Confessions of a Professional Cuddler

10/24/2013 03:05 pm ET | Updated Jan 23, 2014

A Penfield, New York, woman has started a cuddle for hire business. She charges $60 an hour to snuggle.
-- CNN, July 2012

The Snuggle House, a new business in Madison where customers can cuddle with young staff members for $60 an hour, postponed opening this week after failing to convince city attorneys it wasn't a front for prostitution.
-- The Milwaukee Journal Sentinel, October 2013

Professional cuddling is coming out of the shadows. It's about time.

Perhaps now I can safely declare that I cuddle for cash. You might think that performing acts of cuddle for money is immoral, but it puts me through school. Yes, it's driving school, but I need to get my license back.

Some people call me a street cuddler. I prefer to be called a "comfort technician." Actually, I prefer to be called a Navy Seal, but the desist order from the Pentagon threw cold water all over that one.

Back to the point: America suffers from a Cuddle Gap. People don't get held as much as they need to. Yet those who offer to cuddle with strangers get laughed at. Or arrested. Or laughed at while being arrested.

Sure, small minds snicker now. But if we don't confront our Cuddle Gap, our children won't get the education they need, the economy will crash and the terrorists will win.

Let me help avert this crisis by clearing up a few things about our profession.

People often wonder, "How does someone become a cuddler?" I think I speak for all cuddlers when I say this was not my childhood ambition. My childhood ambition was to be a Navy Seal. Can we stop talking about it?

My story is typical: One afternoon I found myself comforting a neighbor who was upset about someone running over her dog. (Who knew you could lose your driver's license for that?) Holding her while she wailed on the couch for an hour seemed like sufficient penance. When it was over, she said, "Women would pay to snuggle like this."

I laughed. She cried again. Rats. Another 20 minutes of comforting later she said the same thing, and this time I feigned interest. Next thing I knew, she had set me up to cuddle one of her friends on rainy afternoons. Our business grew fast, as it was easy to find people in need of a snuggle: single parents; married parents; federal workers; Boomers who thought their 400 LPs would be worth something someday.

At first I resented doing all the dirty work -- sitting, holding, listening -- but my business manager treated me well. She bought me alluring outfits, like flannel pajamas. She fed me lines that got me big tips, such as "Whatever you want to watch," and "No, not tonight; let's just cuddle."

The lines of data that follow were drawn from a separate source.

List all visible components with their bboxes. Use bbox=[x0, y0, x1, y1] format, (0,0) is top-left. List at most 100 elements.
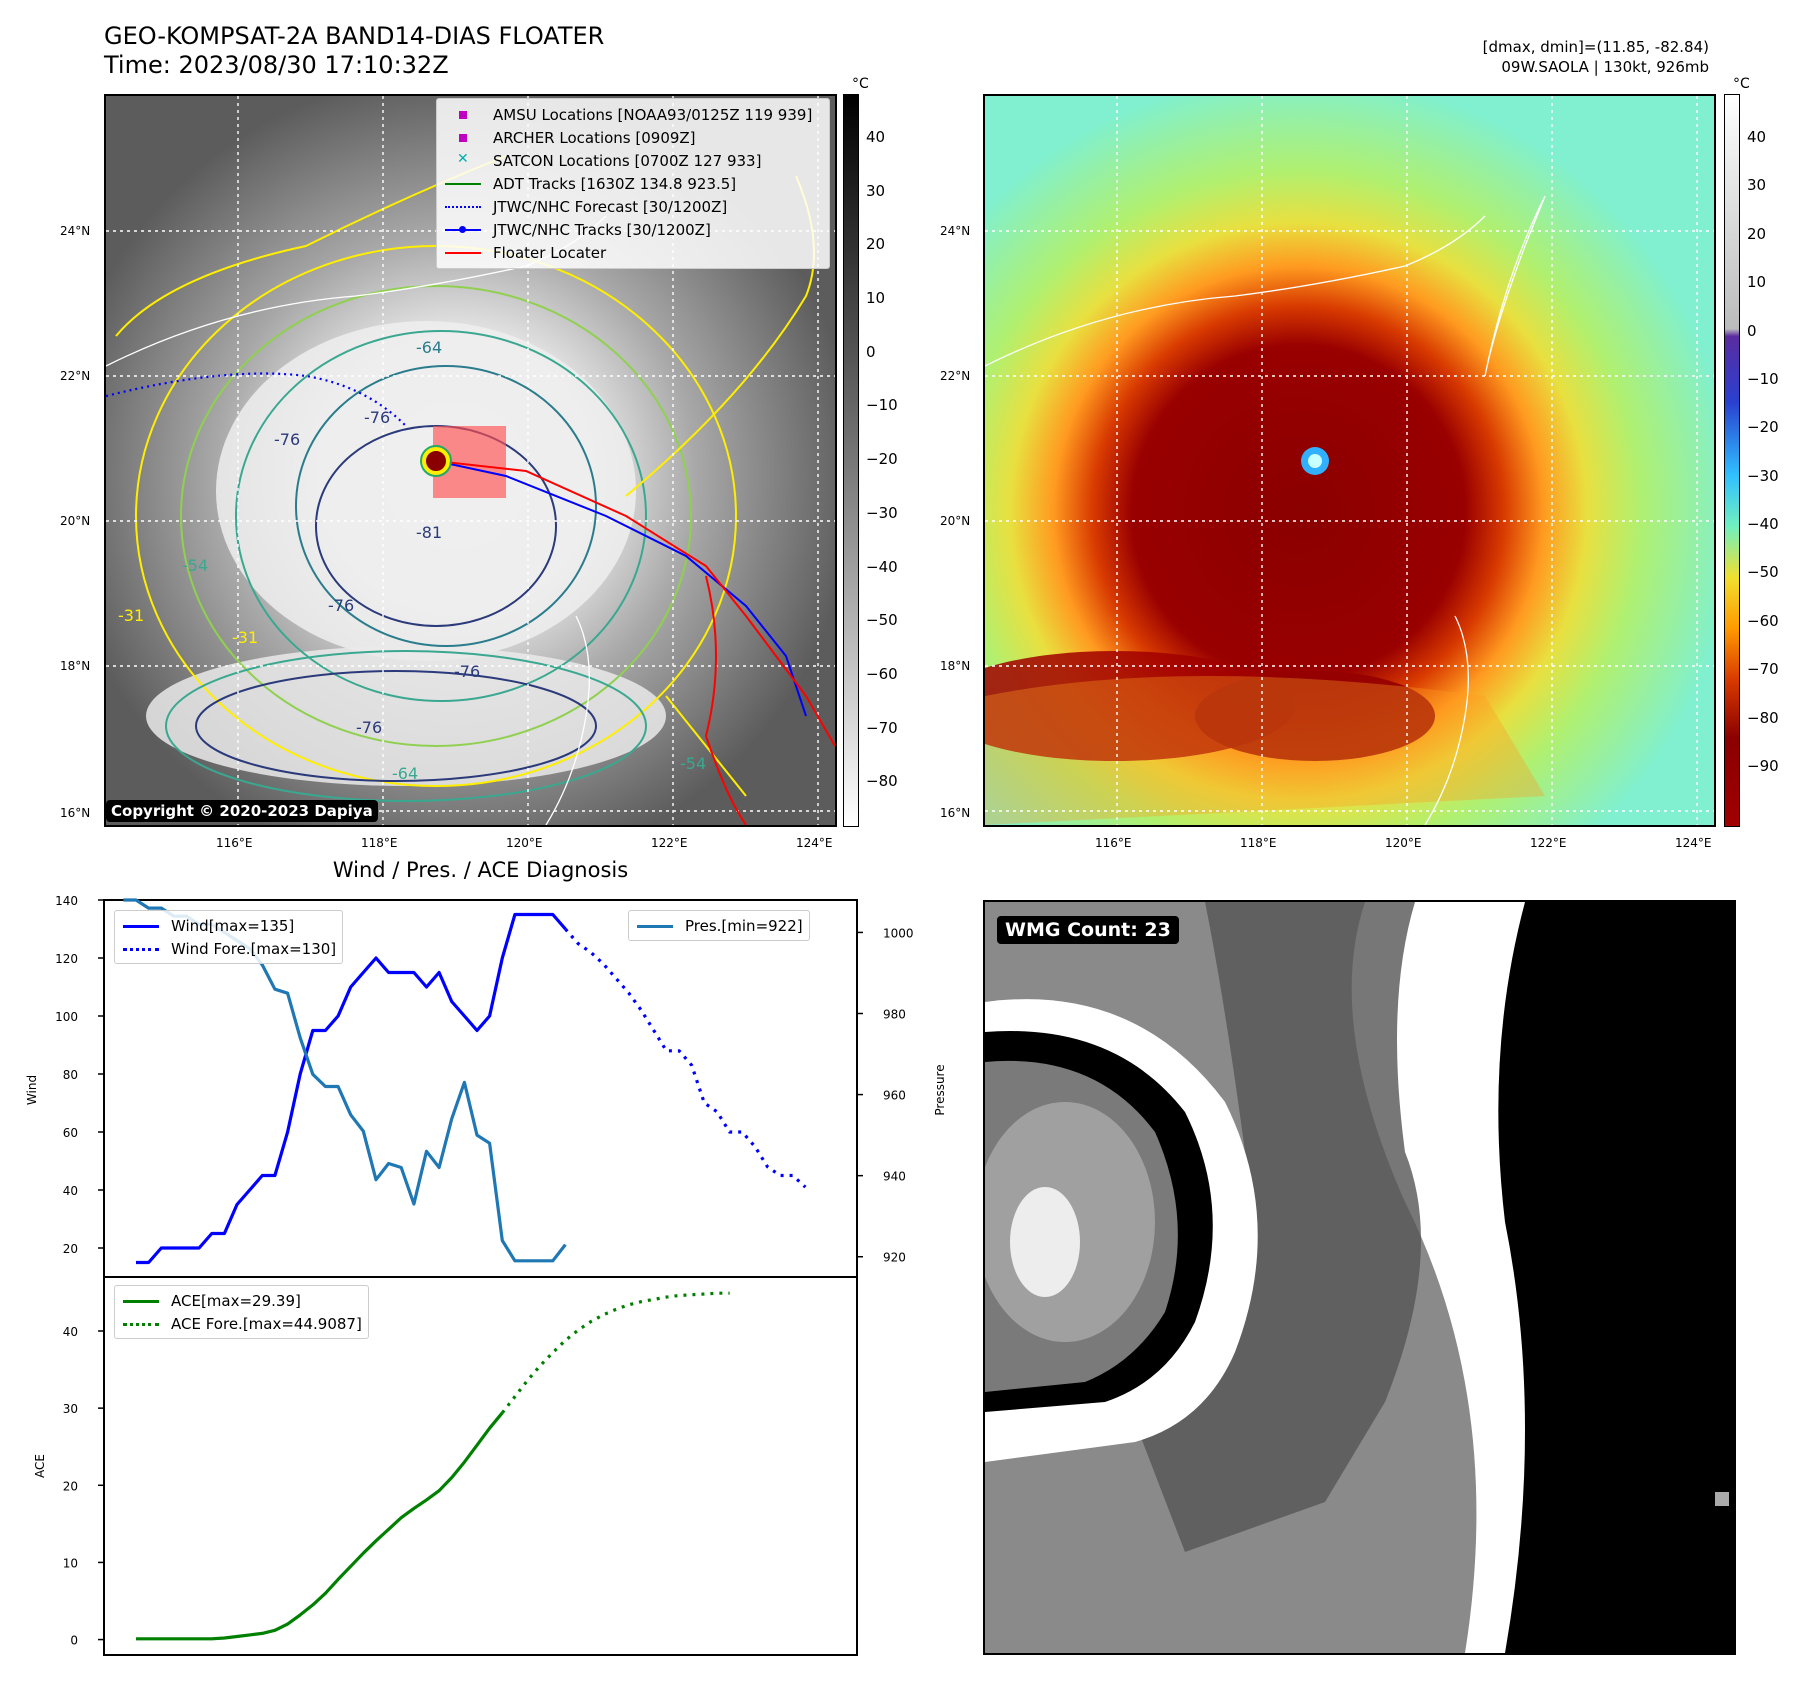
y-right-tick-label: 1000 bbox=[883, 926, 914, 940]
legend-wind-forecast: Wind Fore.[max=130] bbox=[115, 937, 342, 960]
lat-label: 16°N bbox=[60, 806, 91, 820]
lon-label: 116°E bbox=[1095, 836, 1132, 850]
colorbar-tick-label: 20 bbox=[866, 235, 886, 254]
colorbar-tick-label: −30 bbox=[866, 503, 898, 522]
wmg-image bbox=[985, 902, 1734, 1653]
colorbar-tick-label: −10 bbox=[866, 396, 898, 415]
colorbar-tick-label: 30 bbox=[866, 181, 886, 200]
wind-forecast-series bbox=[564, 927, 807, 1189]
colorbar-tick-label: −50 bbox=[866, 611, 898, 630]
y-right-tick-label: 980 bbox=[883, 1008, 906, 1022]
colorbar-tick-label: 0 bbox=[866, 342, 876, 361]
y-tick-label: 20 bbox=[63, 1479, 78, 1493]
colorbar-tick-label: −40 bbox=[1747, 515, 1779, 534]
colorbar-grayscale bbox=[843, 94, 859, 827]
lat-label: 22°N bbox=[940, 369, 971, 383]
legend-label: Pres.[min=922] bbox=[685, 916, 803, 935]
lon-label: 120°E bbox=[506, 836, 543, 850]
wind-series bbox=[136, 912, 567, 1265]
colorbar-tick-label: −60 bbox=[866, 664, 898, 683]
ir-grayscale-map: -64 -76 -76 -81 -54 -76 -31 -31 -54 -76 … bbox=[104, 94, 837, 827]
y-axis-label: ACE bbox=[33, 1454, 47, 1478]
chart-title: Wind / Pres. / ACE Diagnosis bbox=[332, 858, 629, 882]
contour-label: -31 bbox=[118, 606, 145, 625]
contour-label: -81 bbox=[416, 523, 443, 542]
contour-label: -64 bbox=[392, 764, 419, 783]
lon-label: 118°E bbox=[1240, 836, 1277, 850]
lon-label: 118°E bbox=[361, 836, 398, 850]
y-right-tick-label: 960 bbox=[883, 1089, 906, 1103]
legend-pressure: Pres.[min=922] bbox=[629, 914, 809, 937]
colorbar-tick-label: −70 bbox=[1747, 660, 1779, 679]
lat-label: 18°N bbox=[60, 659, 91, 673]
colorbar-tick-label: −90 bbox=[1747, 756, 1779, 775]
copyright-badge: Copyright © 2020-2023 Dapiya bbox=[106, 800, 378, 822]
wmg-count-badge: WMG Count: 23 bbox=[997, 916, 1179, 944]
contour-label: -64 bbox=[416, 338, 443, 357]
legend-label: SATCON Locations [0700Z 127 933] bbox=[493, 151, 762, 170]
colorbar-tick-label: −80 bbox=[1747, 708, 1779, 727]
colorbar-tick-label: −50 bbox=[1747, 563, 1779, 582]
contour-label: -76 bbox=[328, 596, 355, 615]
legend-ace-forecast: ACE Fore.[max=44.9087] bbox=[115, 1312, 368, 1335]
y-right-tick-label: 920 bbox=[883, 1251, 906, 1265]
contour-label: -76 bbox=[364, 408, 391, 427]
contour-label: -54 bbox=[680, 754, 707, 773]
colorbar-tick-label: −40 bbox=[866, 557, 898, 576]
colorbar-unit: °C bbox=[1733, 76, 1750, 92]
y-tick-label: 20 bbox=[63, 1242, 78, 1256]
colorbar-tick-label: −20 bbox=[866, 450, 898, 469]
colorbar-tick-label: 10 bbox=[866, 289, 886, 308]
legend-label: ADT Tracks [1630Z 134.8 923.5] bbox=[493, 174, 737, 193]
legend-ace: ACE[max=29.39] bbox=[115, 1289, 368, 1312]
pressure-legend: Pres.[min=922] bbox=[628, 910, 810, 941]
lat-label: 24°N bbox=[60, 224, 91, 238]
y-tick-label: 100 bbox=[55, 1010, 78, 1024]
legend-archer: ARCHER Locations [0909Z] bbox=[437, 126, 829, 149]
diagnosis-chart: 20 40 60 80 100 120 140 920 940 960 980 1000 0 10 20 30… bbox=[25, 894, 947, 1656]
legend-label: ARCHER Locations [0909Z] bbox=[493, 128, 696, 147]
legend-satcon: ✕ SATCON Locations [0700Z 127 933] bbox=[457, 150, 762, 170]
wind-legend: Wind[max=135] Wind Fore.[max=130] bbox=[114, 910, 344, 964]
legend-floater: Floater Locater bbox=[437, 241, 829, 264]
legend-label: ACE[max=29.39] bbox=[171, 1291, 301, 1310]
lon-label: 120°E bbox=[1385, 836, 1422, 850]
colorbar-tick-label: −60 bbox=[1747, 611, 1779, 630]
contour-label: -54 bbox=[182, 556, 209, 575]
figure-title-line1: GEO-KOMPSAT-2A BAND14-DIAS FLOATER bbox=[104, 22, 605, 50]
ir-color-map bbox=[983, 94, 1716, 827]
stats-line1: [dmax, dmin]=(11.85, -82.84) bbox=[1482, 38, 1709, 56]
contour-label: -31 bbox=[232, 628, 259, 647]
legend-label: Wind[max=135] bbox=[171, 916, 295, 935]
wmg-panel: WMG Count: 23 bbox=[983, 900, 1736, 1655]
legend-label: JTWC/NHC Forecast [30/1200Z] bbox=[493, 197, 728, 216]
colorbar-tick-label: 40 bbox=[866, 128, 886, 146]
colorbar-tick-label: −10 bbox=[1747, 369, 1779, 388]
legend-adt: ADT Tracks [1630Z 134.8 923.5] bbox=[437, 172, 829, 195]
lon-label: 116°E bbox=[216, 836, 253, 850]
figure-title-line2: Time: 2023/08/30 17:10:32Z bbox=[104, 51, 449, 79]
legend-jtwc-tracks: JTWC/NHC Tracks [30/1200Z] bbox=[437, 218, 829, 241]
colorbar-tick-label: −80 bbox=[866, 772, 898, 791]
ace-series bbox=[136, 1411, 504, 1641]
plot-frame bbox=[103, 1276, 858, 1656]
legend-label: AMSU Locations [NOAA93/0125Z 119 939] bbox=[493, 105, 813, 124]
colorbar-tick-label: 20 bbox=[1747, 224, 1767, 243]
colorbar-color bbox=[1724, 94, 1740, 827]
y-tick-label: 10 bbox=[63, 1556, 78, 1570]
ace-forecast-series bbox=[501, 1291, 730, 1414]
y-right-tick-label: 940 bbox=[883, 1170, 906, 1184]
colorbar-tick-label: 30 bbox=[1747, 176, 1767, 195]
y-tick-label: 0 bbox=[70, 1634, 78, 1648]
lat-label: 20°N bbox=[940, 514, 971, 528]
contour-label: -76 bbox=[356, 718, 383, 737]
legend-amsu: AMSU Locations [NOAA93/0125Z 119 939] bbox=[437, 103, 829, 126]
colorbar-tick-label: 0 bbox=[1747, 321, 1757, 340]
ir-color-image bbox=[985, 96, 1714, 825]
legend-label: ACE Fore.[max=44.9087] bbox=[171, 1314, 362, 1333]
contour-label: -76 bbox=[274, 430, 301, 449]
stats-line2: 09W.SAOLA | 130kt, 926mb bbox=[1501, 58, 1709, 76]
colorbar-tick-label: −30 bbox=[1747, 466, 1779, 485]
lat-label: 18°N bbox=[940, 659, 971, 673]
contour-label: -76 bbox=[454, 662, 481, 681]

Another thing a cuddler needs is a good handle. "Cuddles" is used by a surprising number of hookers. So we have to conjure other names, like Fuzzy Blanket, Warm Puppy, Cozy Fire and, most popular of all, Let's Turn Off the Game and Talk.

I know this all sounds like wild fun, but professional cuddling can be dangerous. Because we're always dodging undercover cops, we must advertise our services in code: "spoons for rent," "commercial comfort for sale" or "holding company available." I sometimes stand outside Pilates classes and whisper, "Let's get some hot chocolate and watch The Sound of Music."

Another risk arises from thrill-seeking exhibitionists who fantasize about hugging in the back of a cab or even on the front stoop. Like most men, I charge extra for public affection.

Worst of all, some clients assume cuddling leads to sex. That's why I start every session by talking about my wife, my kids and our cat, and guess which one upchucks hairballs in the bedroom every night? Clients are surprised to learn that I'm not some kind of superman; that I'm a regular guy with a family, with obligations, with dreams and with fears.

I'm a man who needs 60 bucks. Look, winter is coming. Doesn't that make us sad?